Shackleton’s ‘Endurance’ Shipwreck Is Teeming With Bizarre Ocean Life

Undersea footage reveals the ship’s diverse collection of sea stars, sponges, anemones, and even a rare deep-sea squat lobster

Undersea sunken ship stern reading "endurance"
Endurance, which sank over 100 years ago, hosts filter-feeders like anemones. Endurance22

During Ernest Shackleton's 1915 Antarctic expedition, his ship Endurance was crushed by ice. After 106 years, scientists announced last week that the vessel had finally been found.

A team of undersea explorers located the wreck roughly 10,000 feet deep at the bottom of the icy Weddell Sea, just east of the Antarctic Peninsula. As soon as the ships’ rediscovery was announced, scientists jumped at the opportunity to see what life forms have made their home on Endurance.

“The ship is cool, but look at those things living on it,” says Huw Griffiths, a marine biogeographer at the British Antarctic Survey, who was not part of the discovery expedition, to Vox’s Benji Jones.

Undersea cameras revealed the ship’s diverse collection of sea life, including sea stars, sponges, anemones, and sea squirts. Scientists also spotted a deep-sea squat lobster, which has never before been recorded in the area, per Jonathan Amos for BBC.

three people in hard hats on a ship moving a suspended submersible machine into the ocean
The wreck was filmed by a submersible camera Endurance22

The 144-foot wooden ship was last seen in 1915 when Shackleton, an Irish-British explorer, was on his quest to reach the South Pole. After Endurance became trapped by sea ice, Shackleton and his team of more than two dozen men waited ten months for the ice the thaw. In the spring, the moving blocks of ice crushed the ship, which then slipped below the surface. Shackleton and his crew were then forced to travel in small boats for an 800-mile journey across the Southern Ocean to the island of South Georgia. All of the crew survived the harrowing expedition.

Despite its age, the sunken vessel has remained in near-pristine condition. The ship provides a rare opportunity to study sea creatures that make their home on hard surfaces. Because the wreck is protected under the terms of the Antarctic Treaty, it is a historic monument.

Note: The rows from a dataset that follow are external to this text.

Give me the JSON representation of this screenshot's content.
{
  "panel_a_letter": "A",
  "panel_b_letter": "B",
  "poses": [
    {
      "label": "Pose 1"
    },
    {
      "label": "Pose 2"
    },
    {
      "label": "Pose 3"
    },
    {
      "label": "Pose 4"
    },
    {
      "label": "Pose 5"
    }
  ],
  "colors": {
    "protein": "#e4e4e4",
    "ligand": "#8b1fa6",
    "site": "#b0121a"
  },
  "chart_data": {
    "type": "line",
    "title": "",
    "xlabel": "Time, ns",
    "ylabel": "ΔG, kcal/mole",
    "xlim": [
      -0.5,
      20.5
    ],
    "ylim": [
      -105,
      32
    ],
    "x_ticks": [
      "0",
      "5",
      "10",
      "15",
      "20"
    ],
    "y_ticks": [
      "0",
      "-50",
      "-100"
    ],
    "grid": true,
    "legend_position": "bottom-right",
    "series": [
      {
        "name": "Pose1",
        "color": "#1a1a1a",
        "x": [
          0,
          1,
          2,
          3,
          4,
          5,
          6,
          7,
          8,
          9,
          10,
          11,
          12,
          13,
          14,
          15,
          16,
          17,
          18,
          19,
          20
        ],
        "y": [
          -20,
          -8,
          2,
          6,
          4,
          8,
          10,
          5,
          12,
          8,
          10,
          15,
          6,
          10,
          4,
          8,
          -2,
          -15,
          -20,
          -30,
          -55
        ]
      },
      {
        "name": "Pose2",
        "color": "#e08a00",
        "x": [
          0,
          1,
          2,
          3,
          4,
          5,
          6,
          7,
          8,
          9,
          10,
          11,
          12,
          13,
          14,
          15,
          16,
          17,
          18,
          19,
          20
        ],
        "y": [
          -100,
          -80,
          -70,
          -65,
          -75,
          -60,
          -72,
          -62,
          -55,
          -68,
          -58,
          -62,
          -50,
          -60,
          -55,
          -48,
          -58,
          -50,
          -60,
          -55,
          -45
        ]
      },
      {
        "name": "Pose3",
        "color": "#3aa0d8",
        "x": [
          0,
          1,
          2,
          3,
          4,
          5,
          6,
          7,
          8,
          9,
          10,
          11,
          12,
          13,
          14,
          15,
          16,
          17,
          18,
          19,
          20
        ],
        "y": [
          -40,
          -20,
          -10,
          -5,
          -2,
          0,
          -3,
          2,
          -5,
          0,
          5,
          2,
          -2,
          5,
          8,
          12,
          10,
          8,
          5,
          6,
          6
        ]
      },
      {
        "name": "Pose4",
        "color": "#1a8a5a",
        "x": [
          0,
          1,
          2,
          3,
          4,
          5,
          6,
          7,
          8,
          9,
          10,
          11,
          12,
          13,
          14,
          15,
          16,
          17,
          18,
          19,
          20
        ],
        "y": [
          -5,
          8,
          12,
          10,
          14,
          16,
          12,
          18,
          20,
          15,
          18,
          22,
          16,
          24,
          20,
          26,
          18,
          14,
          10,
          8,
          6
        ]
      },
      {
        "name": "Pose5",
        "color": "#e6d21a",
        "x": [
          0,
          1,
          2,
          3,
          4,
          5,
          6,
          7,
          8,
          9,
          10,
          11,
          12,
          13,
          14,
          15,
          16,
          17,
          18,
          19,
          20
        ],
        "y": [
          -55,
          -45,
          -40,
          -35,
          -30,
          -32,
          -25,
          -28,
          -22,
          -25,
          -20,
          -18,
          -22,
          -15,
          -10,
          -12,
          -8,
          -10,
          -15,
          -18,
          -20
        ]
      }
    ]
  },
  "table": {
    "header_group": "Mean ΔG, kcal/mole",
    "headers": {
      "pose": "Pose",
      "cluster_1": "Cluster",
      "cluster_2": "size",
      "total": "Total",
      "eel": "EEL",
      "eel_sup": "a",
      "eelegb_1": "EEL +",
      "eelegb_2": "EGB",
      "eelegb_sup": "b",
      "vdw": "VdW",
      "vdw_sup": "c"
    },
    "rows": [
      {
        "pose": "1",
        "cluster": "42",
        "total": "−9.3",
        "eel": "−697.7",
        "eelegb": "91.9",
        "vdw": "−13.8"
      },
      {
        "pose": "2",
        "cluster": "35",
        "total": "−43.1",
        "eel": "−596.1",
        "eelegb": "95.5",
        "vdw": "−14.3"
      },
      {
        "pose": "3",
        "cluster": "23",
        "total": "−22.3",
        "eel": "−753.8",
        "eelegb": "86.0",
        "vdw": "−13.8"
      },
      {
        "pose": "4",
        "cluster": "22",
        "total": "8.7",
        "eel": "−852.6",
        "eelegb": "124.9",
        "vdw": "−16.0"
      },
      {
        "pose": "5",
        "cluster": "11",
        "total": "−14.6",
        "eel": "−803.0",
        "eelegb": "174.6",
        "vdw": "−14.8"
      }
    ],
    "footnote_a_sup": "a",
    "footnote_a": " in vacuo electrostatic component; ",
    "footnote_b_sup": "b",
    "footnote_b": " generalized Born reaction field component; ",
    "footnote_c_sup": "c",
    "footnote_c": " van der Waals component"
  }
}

Stern of Endurance ship submerged underwater
The deck toward the stern of the ship, including a Brisingid sea star near the wheel Endurance22

“There’s been lots of work in the Weddell Sea but mostly on soft bottoms,” says Louise Allcock, a zoologist at the National University of Ireland Galway, to Sabrina Imbler the New York Times. “There is a chance there are new species, if only because of a lack of looking.”

Because no sunlight can reach Endurance's depth, most of the creatures living on and around the ship are filter feeders like sponges and sea stars, which pull edible particles out of the ocean. The footage also revealed a ghostly-white animal that scientists believe is a deep-sea squat lobster. The crab-like animal could be from the genus Munidopsis, which is known to have over 200 species, Griffiths told BBC. A fossil of one species was found on the western side of the Antarctic Peninsula in 2006, but this specimen would be a first for eastern region of the peninsula, Griffiths notes.

Starboard bow of Endurance, large sunken wooden ship
A large white anemone seen from the starboard bow Endurance22

In the footage, Griffiths points out stalked animals that are probably glass sponges, and a bright yellow sea-lily, a stalked type of crinoid. Another star of the show was a large white anemone perched behind the wheel of Endurance, looking ready to captain the ship.

“The old crew got off alive, and this is who’s moved in,” Griffiths says to the Times. “Who knows where that sea anemone is taking it?”